Making children feel unwelcome in shops when there is no other choice available to their parents, or glaring disapprovingly at families out walking who are abiding by the restrictions and the social distancing rules, all adds to the negative narrative that seems to currently surround children.

I’m also frustrated by the fact that my eldest cub who, since college has closed is now working every hour God sends in what used to be her part-time retail job, seems to be subjected to frequent outbursts from angry customers. I understand tensions are high and that people are nervous and scared, but that doesn’t make it okay to take it out on retail staff who are doing their best in very challenging times. A little kindness, or even civility, goes a long way. I feel helpless to protect her – yet another consequence of those pesky kids growing up – and it adds to my general sense of unease.

Home School Hub on RTÉ2, on the other hand, has lightened the load considerably when it comes to homeschooling pressures.

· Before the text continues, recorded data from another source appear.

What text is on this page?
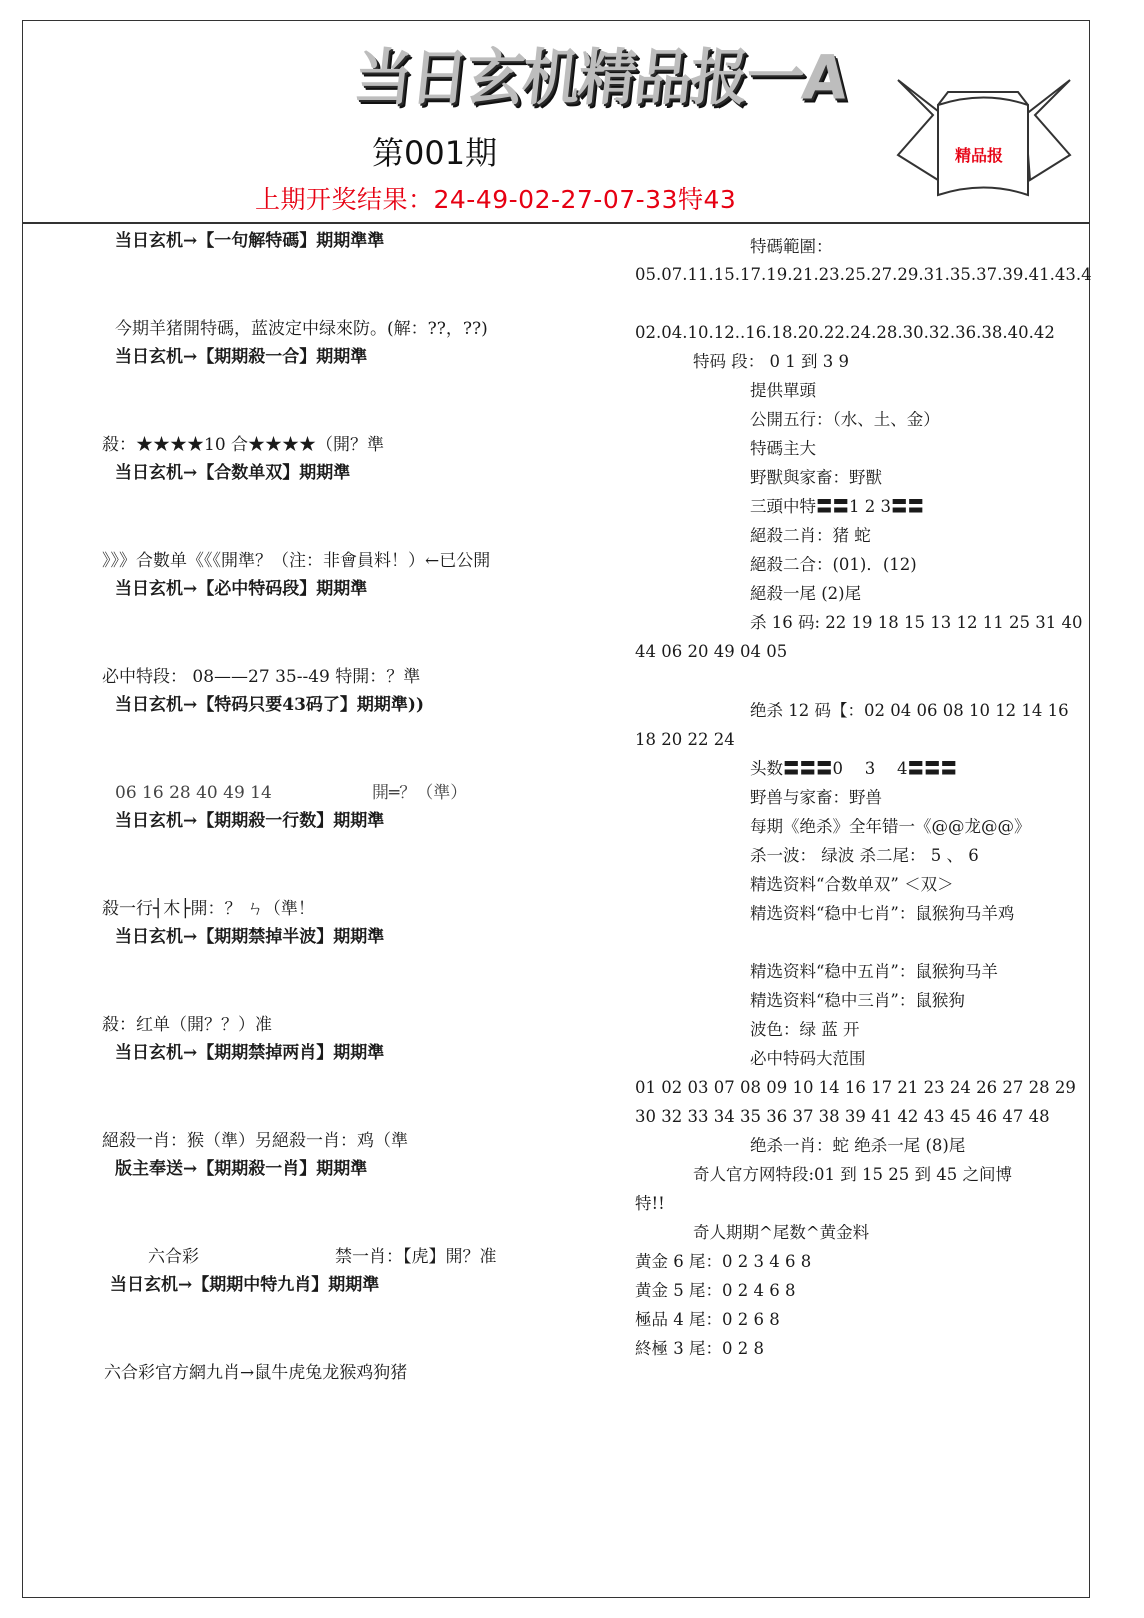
当日玄机精品报一A
精品报
第001期
上期开奖结果：24-49-02-27-07-33特43
当日玄机→【一句解特碼】期期準準
今期羊猪開特碼，蓝波定中绿來防。(解：??，??)
当日玄机→【期期殺一合】期期準
殺：★★★★10 合★★★★（開？準
当日玄机→【合数单双】期期準
》》》合數单《《《開準？（注：非會員料！）←已公開
当日玄机→【必中特码段】期期準
必中特段： 08——27 35--49 特開：？準
当日玄机→【特码只要43码了】期期準))
06 16 28 40 49 14	開═？（準）
当日玄机→【期期殺一行数】期期準
殺一行┤木├開：？ ㄣ（準！
当日玄机→【期期禁掉半波】期期準
殺：红单（開？？）准
当日玄机→【期期禁掉两肖】期期準
絕殺一肖：猴（準）另絕殺一肖：鸡（準
版主奉送→【期期殺一肖】期期準
六合彩	禁一肖：【虎】開？准
当日玄机→【期期中特九肖】期期準
六合彩官方網九肖→鼠牛虎兔龙猴鸡狗猪
特碼範圍：
05.07.11.15.17.19.21.23.25.27.29.31.35.37.39.41.43.4
02.04.10.12..16.18.20.22.24.28.30.32.36.38.40.42
特码 段： 0 1 到 3 9
提供單頭
公開五行：（水、土、金）
特碼主大
野獸與家畜：野獸
三頭中特〓〓1 2 3〓〓
絕殺二肖：猪 蛇
絕殺二合：(01)．(12)
絕殺一尾 (2)尾
杀 16 码: 22 19 18 15 13 12 11 25 31 40
44 06 20 49 04 05
绝杀 12 码【：02 04 06 08 10 12 14 16
18 20 22 24
头数〓〓〓0　 3　 4〓〓〓
野兽与家畜：野兽
每期《绝杀》全年错一《@@龙@@》
杀一波： 绿波 杀二尾： 5 、 6
精选资料“合数单双” ＜双＞
精选资料“稳中七肖”：鼠猴狗马羊鸡
精选资料“稳中五肖”：鼠猴狗马羊
精选资料“稳中三肖”：鼠猴狗
波色：绿 蓝 开
必中特码大范围
01 02 03 07 08 09 10 14 16 17 21 23 24 26 27 28 29
30 32 33 34 35 36 37 38 39 41 42 43 45 46 47 48
绝杀一肖：蛇 绝杀一尾 (8)尾
奇人官方网特段:01 到 15 25 到 45 之间博
特!!
奇人期期^尾数^黄金料
黄金 6 尾：0 2 3 4 6 8
黄金 5 尾：0 2 4 6 8
極品 4 尾：0 2 6 8
終極 3 尾：0 2 8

It’s even given me an hour a day where there are slightly less interruptions, as I try to work, than normal. And as the days go by and the primary-schoolers become more used to the routine, I’ve even found the secret to fuelling their interest in learning. It’s all about the experiments, not the books.

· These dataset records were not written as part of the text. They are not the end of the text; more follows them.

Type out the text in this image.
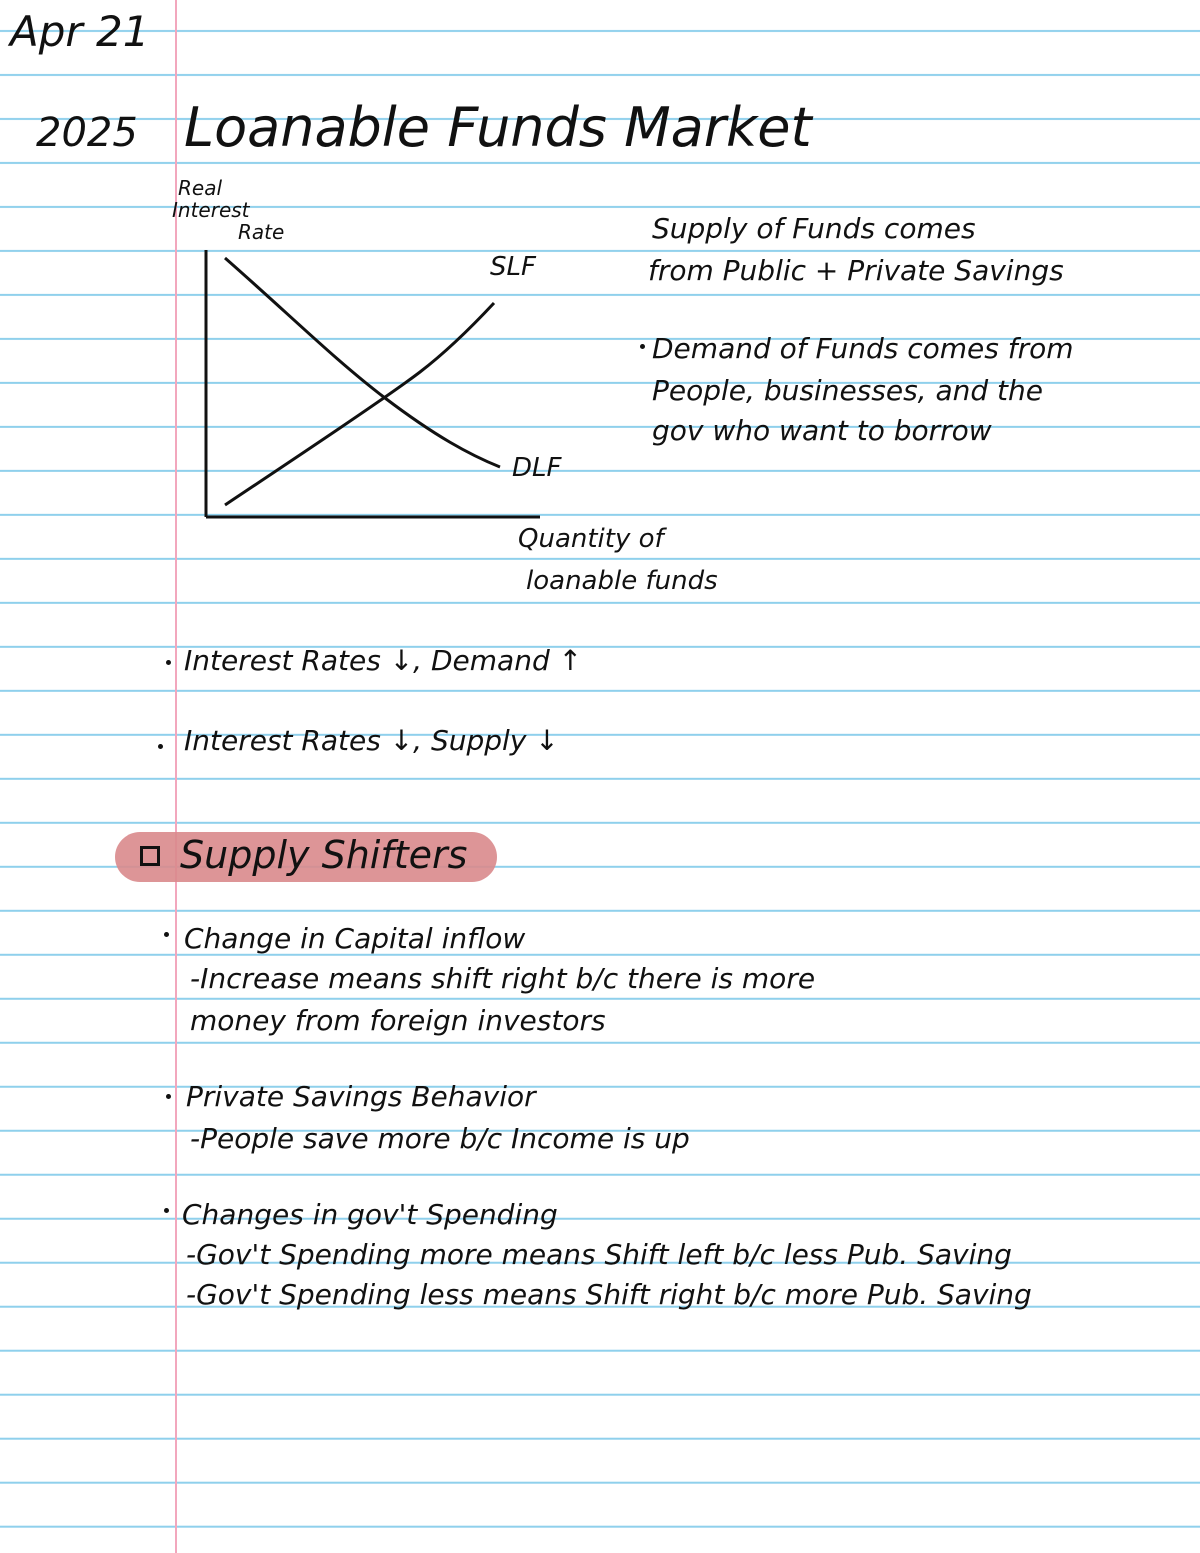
Apr 21
2025 Loanable Funds Market
Real
Interest
Rate
SLF
DLF
Quantity of
loanable funds
Supply of Funds comes
from Public + Private Savings
Demand of Funds comes from
People, businesses, and the
gov who want to borrow
Interest Rates ↓, Demand ↑
Interest Rates ↓, Supply ↓
Supply Shifters
Change in Capital inflow
-Increase means shift right b/c there is more
money from foreign investors
Private Savings Behavior
-People save more b/c Income is up
Changes in gov't Spending
-Gov't Spending more means Shift left b/c less Pub. Saving
-Gov't Spending less means Shift right b/c more Pub. Saving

And so each day they’re glued to the screen, waiting to see what the day’s experiment is. For the first few days, they were happy enough to shout their answers at the television, and see if their guesses as to what might happen would prove right. And then the enthusiasm spilled over into reality and their wanting to recreate the experiments at home.

Balancing between appreciating their eagerness and a desperation to get on with some work was hard but I knew resistance was futile. And so I donned my eager-beaver cap and filled a basin with water. The kids scattered to four corners of the house in search of items to test in the “sink or float” experiment. Fruit, pencils, toys and random objects adorned the diningroom table and awaited testing. I declared it “yard-time” ahead of the experiment, and threw the minions out to the back garden in the hope I could manage to have a sneaky cuppa.

A good 30 seconds passed before the six-year-old crept past me with micro-dog under his arm. I scarcely noticed until I heard him announce to his younger brother that he was going to see if the dog could float!

A reminder in these strange times that not all has changed, changed utterly.